2. Run the script "deploy.sh" with the user and IP server (for example, "./deploy.sh root@23.144.12.15"). The deploy.sh script internally provides an SSH connection to the server, therefore, all additional parameters specified when running this script will be used as parameters of the ssh command (this is important when entering by key). Under Windows, we run this script in Git Bash, since it requires some * nix commands, which are not in cmd.exe, to execute it.

The script "deploy.sh" performs the following actions:

1. connects to the server via SSH;
2. archives the entire project directory and transfers the archive via SSH to the server;
3. unpacks the archive on the server into the directory "~ / chef";
4. runs the install script “install.sh”.

The script "install.sh" performs the following actions:

1. checks if Chef Solo is installed and installs it if necessary. We use Ubuntu on the servers, so for other systems you may need to correct the commands to install Chef.
2. starts Chef Solo with the configuration file “solo.rb” and the JSON file for server settings. In this case, the "production" environment will be used (this is indicated in "solo.rb").

In addition to the initial preparation of the server, it is often necessary to update its configuration. For example, you need to update some packages, post a new version of the application, or apply the latest changes in recipes. For a virtual server, this operation is performed by the "vagrant provision # machine_name #" command.

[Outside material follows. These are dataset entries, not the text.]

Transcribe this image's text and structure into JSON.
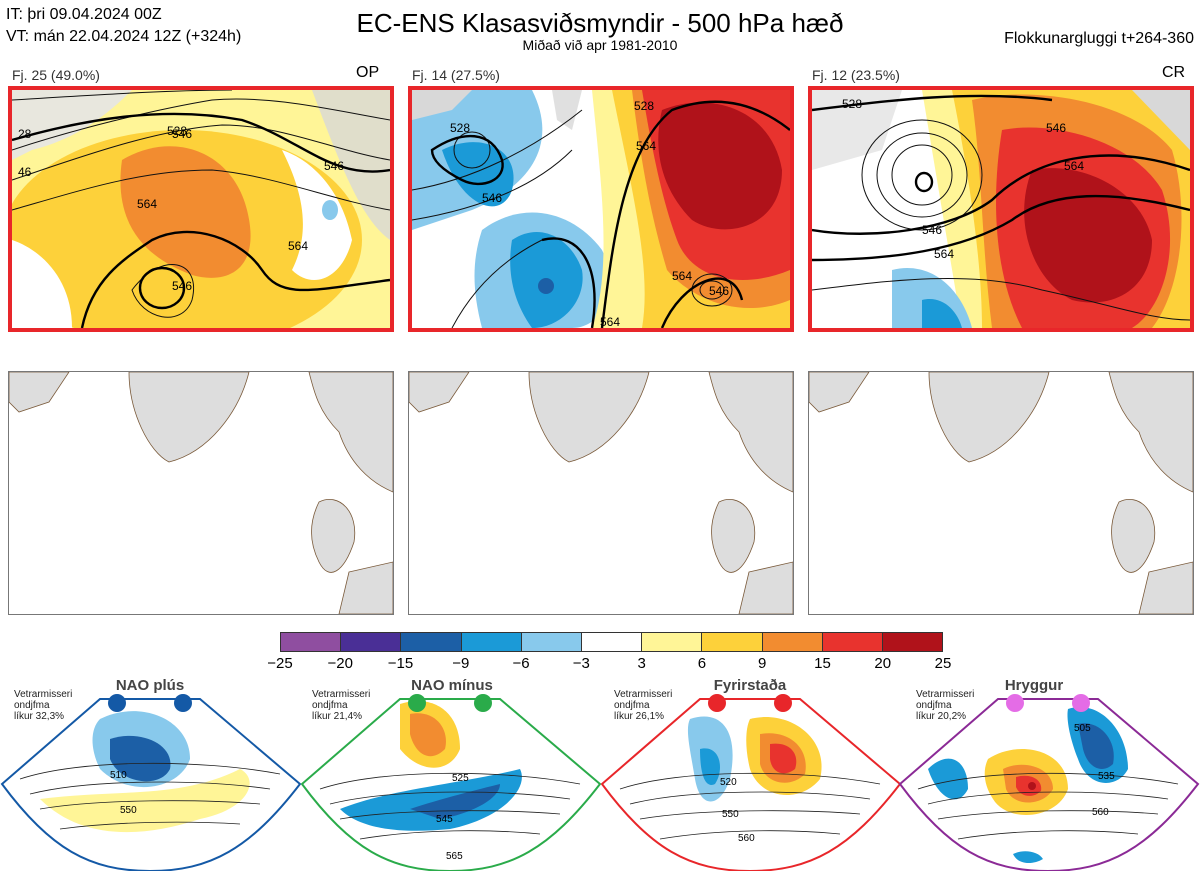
{
  "header": {
    "it": "IT: þri 09.04.2024 00Z",
    "vt": "VT: mán 22.04.2024 12Z  (+324h)",
    "title": "EC-ENS Klasasviðsmyndir - 500 hPa hæð",
    "subtitle": "Miðað við apr 1981-2010",
    "window": "Flokkunargluggi t+264-360"
  },
  "panels": [
    {
      "label": "Fj. 25 (49.0%)",
      "tag": "OP",
      "contours": [
        "528",
        "546",
        "546",
        "564",
        "546",
        "564",
        "546",
        "564",
        "28",
        "46"
      ]
    },
    {
      "label": "Fj. 14 (27.5%)",
      "tag": "",
      "contours": [
        "528",
        "546",
        "528",
        "564",
        "564",
        "546",
        "564"
      ]
    },
    {
      "label": "Fj. 12 (23.5%)",
      "tag": "CR",
      "contours": [
        "528",
        "546",
        "564",
        "546",
        "564"
      ]
    }
  ],
  "colorbar": {
    "colors": [
      "#8f4ea0",
      "#4a2f96",
      "#1c5fa6",
      "#1b9ad7",
      "#88c9ec",
      "#ffffff",
      "#fff597",
      "#fdd13a",
      "#f28c30",
      "#e8332e",
      "#b0121a"
    ],
    "ticks": [
      "−25",
      "−20",
      "−15",
      "−9",
      "−6",
      "−3",
      "3",
      "6",
      "9",
      "15",
      "20",
      "25"
    ]
  },
  "regimes": [
    {
      "title": "NAO plús",
      "note1": "Vetrarmisseri",
      "note2": "ondjfma",
      "note3": "líkur 32,3%",
      "dot": "#1459a6",
      "border": "#1459a6",
      "labels": [
        "510",
        "550"
      ]
    },
    {
      "title": "NAO mínus",
      "note1": "Vetrarmisseri",
      "note2": "ondjfma",
      "note3": "líkur 21,4%",
      "dot": "#2aab4a",
      "border": "#2aab4a",
      "labels": [
        "525",
        "545",
        "565"
      ]
    },
    {
      "title": "Fyrirstaða",
      "note1": "Vetrarmisseri",
      "note2": "ondjfma",
      "note3": "líkur 26,1%",
      "dot": "#e8262a",
      "border": "#e8262a",
      "labels": [
        "520",
        "550",
        "560"
      ]
    },
    {
      "title": "Hryggur",
      "note1": "Vetrarmisseri",
      "note2": "ondjfma",
      "note3": "líkur 20,2%",
      "dot": "#e46ce6",
      "border": "#8b2a96",
      "labels": [
        "505",
        "535",
        "560"
      ]
    }
  ]
}
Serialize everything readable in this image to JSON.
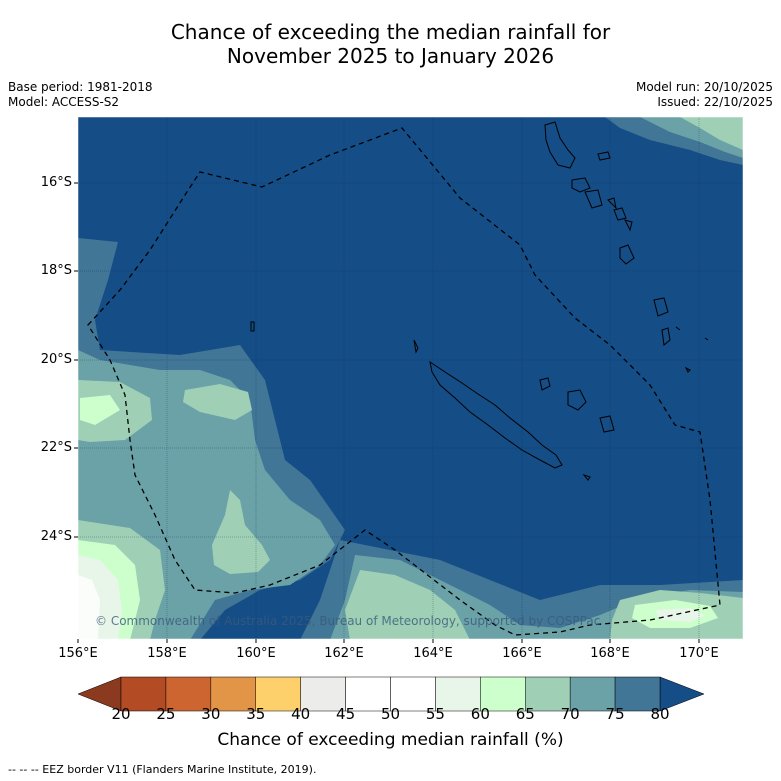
{
  "title_line1": "Chance of exceeding the median rainfall for",
  "title_line2": "November 2025 to January 2026",
  "base_period": "Base period: 1981-2018",
  "model": "Model: ACCESS-S2",
  "model_run": "Model run: 20/10/2025",
  "issued": "Issued: 22/10/2025",
  "copyright": "© Commonwealth of Australia 2025, Bureau of Meteorology, supported by COSPPac",
  "lat_labels": [
    "16°S",
    "18°S",
    "20°S",
    "22°S",
    "24°S"
  ],
  "lon_labels": [
    "156°E",
    "158°E",
    "160°E",
    "162°E",
    "164°E",
    "166°E",
    "168°E",
    "170°E"
  ],
  "colorbar": {
    "ticks": [
      "20",
      "25",
      "30",
      "35",
      "40",
      "45",
      "50",
      "55",
      "60",
      "65",
      "70",
      "75",
      "80"
    ],
    "colors": [
      "#8b3a1f",
      "#b34b24",
      "#cd6530",
      "#e39547",
      "#fdd06c",
      "#ececea",
      "#ffffff",
      "#ffffff",
      "#e8f5e9",
      "#ccffcc",
      "#9fd0b6",
      "#6aa2a7",
      "#417697",
      "#154d86"
    ],
    "title": "Chance of exceeding median rainfall (%)"
  },
  "footnote": "--  --  -- EEZ border V11 (Flanders Marine Institute, 2019)."
}
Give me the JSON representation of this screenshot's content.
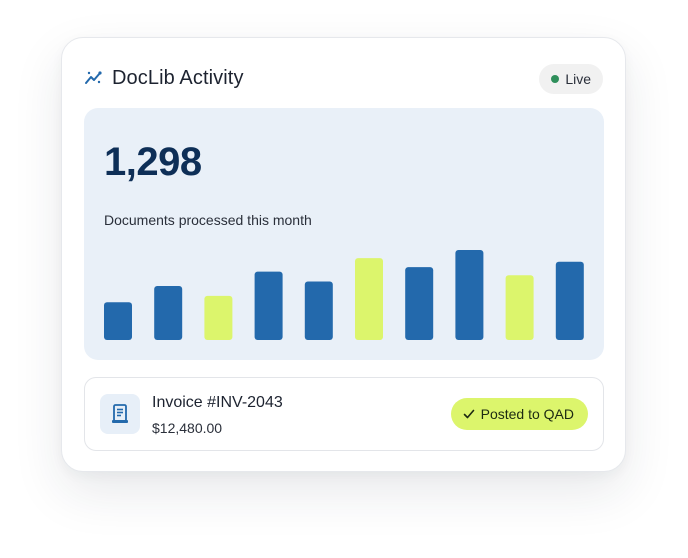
{
  "header": {
    "title": "DocLib Activity",
    "title_icon": "sparkline-icon",
    "status_label": "Live",
    "status_color": "#2f8f5b"
  },
  "stats": {
    "value": "1,298",
    "label": "Documents processed this month"
  },
  "chart_data": {
    "type": "bar",
    "title": "",
    "xlabel": "",
    "ylabel": "",
    "ylim": [
      0,
      100
    ],
    "values": [
      42,
      60,
      49,
      76,
      65,
      91,
      81,
      100,
      72,
      87
    ],
    "colors": [
      "#2369ac",
      "#2369ac",
      "#dcf56c",
      "#2369ac",
      "#2369ac",
      "#dcf56c",
      "#2369ac",
      "#2369ac",
      "#dcf56c",
      "#2369ac"
    ]
  },
  "invoice": {
    "icon": "document-icon",
    "title": "Invoice #INV-2043",
    "amount": "$12,480.00",
    "status_label": "Posted to QAD",
    "status_icon": "check-icon"
  },
  "colors": {
    "primary": "#2369ac",
    "accent": "#dcf56c",
    "panel": "#e9f0f8",
    "heading": "#0e2f57"
  }
}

For the combat server, you need to restart "./deploy.sh root @ # ip_server #".

The “deploy.sh” and “install.sh” scripts are written based on the article by Chef Solo tutorial: Managing a single server with Chef .

Instead of deploy.sh, you can look at knife-solo , but it has several drawbacks compared to the proposed method:

• Chef will have to be installed on the machine from which the server is being prepared;
• Windows requires cygwin + rsync (non-trivial setup);
• Chef is installed on the server through Opscode Installer, which has problems installing some gem packages (this problem is solved by specifying your installation script).

So, with the help of simple devices, you can relatively easily deploy virtual servers for development and combat servers for working projects. I hope my article will be useful to someone.